Le motif de l’eau est dans ce poème un leitmotiv qui cristallise l’importance de
cette image dans l’imaginaire amazighe. La poèsie n’est pas le seul genre qui
traduit cette représentation de l’imaginaire, elle s’ajoute au proverbe et au
conte qui véhiculent des valeurs et les pratiques culturelles et sociales
amazighes liées à l’eau. Celle-ci est un élément structurel dans la vie sociale
à Masst.
C’est pour cette raison que Masst a fait l’objet de convoitise à travers
l’histoire. Les attaques viennent des voisins, surtout les tribus du Sud comme
Ayt Umribt, Ayt Uglu, de l’Est avec les attaques des Achtoukn, de l’ouest avec
les nomades arabophones. Il n’est donc pas étonnant de trouver aux quatre coins
qui entourent MAsst des tours de contrôle appelés Anḍafn. Les dangers
proviennent aussi de l’étranger : après les portugais, les français qui ont fini
par mettre la main sur presque tout le Sud.
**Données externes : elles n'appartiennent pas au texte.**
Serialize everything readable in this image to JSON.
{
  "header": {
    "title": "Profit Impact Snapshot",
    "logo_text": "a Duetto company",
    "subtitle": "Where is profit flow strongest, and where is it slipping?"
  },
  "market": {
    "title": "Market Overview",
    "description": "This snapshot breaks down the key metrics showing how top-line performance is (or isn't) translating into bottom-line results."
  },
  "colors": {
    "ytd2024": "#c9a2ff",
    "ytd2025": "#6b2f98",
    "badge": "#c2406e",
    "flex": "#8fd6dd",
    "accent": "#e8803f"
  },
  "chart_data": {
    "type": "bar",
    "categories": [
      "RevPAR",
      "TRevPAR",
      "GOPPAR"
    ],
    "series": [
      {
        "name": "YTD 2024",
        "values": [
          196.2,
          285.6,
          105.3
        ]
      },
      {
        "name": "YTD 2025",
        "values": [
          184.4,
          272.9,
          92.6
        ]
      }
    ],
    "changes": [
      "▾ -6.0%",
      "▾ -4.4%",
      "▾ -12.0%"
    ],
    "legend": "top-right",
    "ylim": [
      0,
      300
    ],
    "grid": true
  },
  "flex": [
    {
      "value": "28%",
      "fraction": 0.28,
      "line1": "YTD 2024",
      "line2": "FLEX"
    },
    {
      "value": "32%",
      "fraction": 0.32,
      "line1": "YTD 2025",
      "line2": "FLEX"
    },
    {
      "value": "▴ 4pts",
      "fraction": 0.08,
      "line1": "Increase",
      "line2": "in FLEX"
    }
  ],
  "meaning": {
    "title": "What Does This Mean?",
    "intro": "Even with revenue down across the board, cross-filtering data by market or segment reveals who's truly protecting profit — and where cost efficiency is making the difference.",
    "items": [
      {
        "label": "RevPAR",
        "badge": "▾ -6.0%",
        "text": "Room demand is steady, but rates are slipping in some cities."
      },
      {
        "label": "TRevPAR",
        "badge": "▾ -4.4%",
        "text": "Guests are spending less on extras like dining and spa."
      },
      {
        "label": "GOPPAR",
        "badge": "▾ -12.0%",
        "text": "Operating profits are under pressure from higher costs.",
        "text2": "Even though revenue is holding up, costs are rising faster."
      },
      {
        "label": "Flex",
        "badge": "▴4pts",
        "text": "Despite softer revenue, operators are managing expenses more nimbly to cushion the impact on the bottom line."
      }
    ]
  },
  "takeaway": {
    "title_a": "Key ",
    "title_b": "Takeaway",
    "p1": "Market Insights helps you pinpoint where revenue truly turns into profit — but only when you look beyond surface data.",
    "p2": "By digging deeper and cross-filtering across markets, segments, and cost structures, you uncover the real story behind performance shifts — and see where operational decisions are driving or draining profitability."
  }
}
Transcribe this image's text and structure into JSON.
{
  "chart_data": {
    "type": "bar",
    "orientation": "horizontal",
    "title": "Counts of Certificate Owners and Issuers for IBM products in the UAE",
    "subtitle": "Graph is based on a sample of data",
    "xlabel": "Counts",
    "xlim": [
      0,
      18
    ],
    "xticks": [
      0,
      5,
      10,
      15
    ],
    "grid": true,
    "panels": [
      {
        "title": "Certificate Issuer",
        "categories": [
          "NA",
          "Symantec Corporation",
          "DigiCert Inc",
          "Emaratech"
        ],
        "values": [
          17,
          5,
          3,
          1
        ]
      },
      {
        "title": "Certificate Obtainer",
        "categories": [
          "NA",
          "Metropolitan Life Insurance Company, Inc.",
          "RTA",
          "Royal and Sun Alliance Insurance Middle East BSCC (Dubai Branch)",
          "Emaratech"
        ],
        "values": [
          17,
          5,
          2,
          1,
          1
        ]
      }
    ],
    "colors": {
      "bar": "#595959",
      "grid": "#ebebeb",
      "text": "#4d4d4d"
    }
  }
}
Rays Hmad Umasst est donc au fait de certaines réalités historiques relatives à
son pays d’origine. Il le comble d’éloges, en choisissant ses points forts et
ses mérites, ses richesses matérielles et culturelles grâce auxquelles elle n’a
pas échappé au regard des historiens, des poètes mais aussi des convoitises
étrangères. Cependant, ce panégyrique lui sert de toile de fond sur laquelle il
fondera sa dénonciation et sa mise à l’index de la régression et de la
dégradation qui lui ont été réservées ces derniers temps.
Une poésie itinérante :
La poésie du rays Ḥmad Umasst perpétue une tradition poétique des rways qui
semble un peu en voie de disparition. Il s’agit de l’itinérance. Le chanteur
nous mène, grâce aux mots et aux indications spatiales, en promenade à travers
Masst.
Il indique pour cela un itinéraire significatif de cinq escales : Ag°dal, Jjwabr,
Tasennult, Ifentar, Tulu. La première est un centre religieux, un établissement
éducatif et culturel qui formait l’élite religieuse de la région. Il a donc
contribué à asseoir la renommée de Masst parmi les pôles religieux et spirituel
du Sous. La seconde est un village sis sur l’autre versant de l’oued, au sud de
Masst. Historiquement, il fait partie de l’alliance avec Tasennoult pour la
préservation des intérêts communs, notamment l’eau d’irrigation. Mais le rays le
cite pour d’autres raisons. C’est le village auquel on doit deux figures
importantes de la musique et de la poésie de Masst. Il s’agit en effet de Lḥasan
Umasst, un chanteur doté d’une belle voix et les frères Ubakrim, Jam3 et Ḥmad,
l’un est poète, l’autre un virtuose du ribab. Il n’a rien à envier aux grands
compositeurs. Une chanteuse de renommée comme Taba3mrant lui doit beaucoup et
elle reconnait d’ailleurs sa dette envers lui. C’est donc une reconnaissance et
un hommage du poète à ses confrères, à ces artistes méconnus et au village qui
les a engendrés.
Tasennult et Ifentar sont deux autres villages voisins, connus à travers
l’histoire locale. ….
Quant à Tulu, son évocation est très importante. Elle sur l’autre versant du
fleuve, entre Ifentar et Idawllun, dans un magnifique emplacement. D’après la
relation orale et les historiens, elle était peuplée par la communauté juive qui
y pratiquait son culte et ses cérémonies religieuses, avant de d’être bousculé
et importunée par les gens qui les regardaient d’un mauvais œil. Longtemps
après, Tulu a été utilisée par les pouvoirs en place, colonial et local. Les
habitants se souviennent encore des exactions et tortures que subissaient les
pauvres gens. Le poète y fait intelligemment allusion : « ikka-tt inn gis l3ib »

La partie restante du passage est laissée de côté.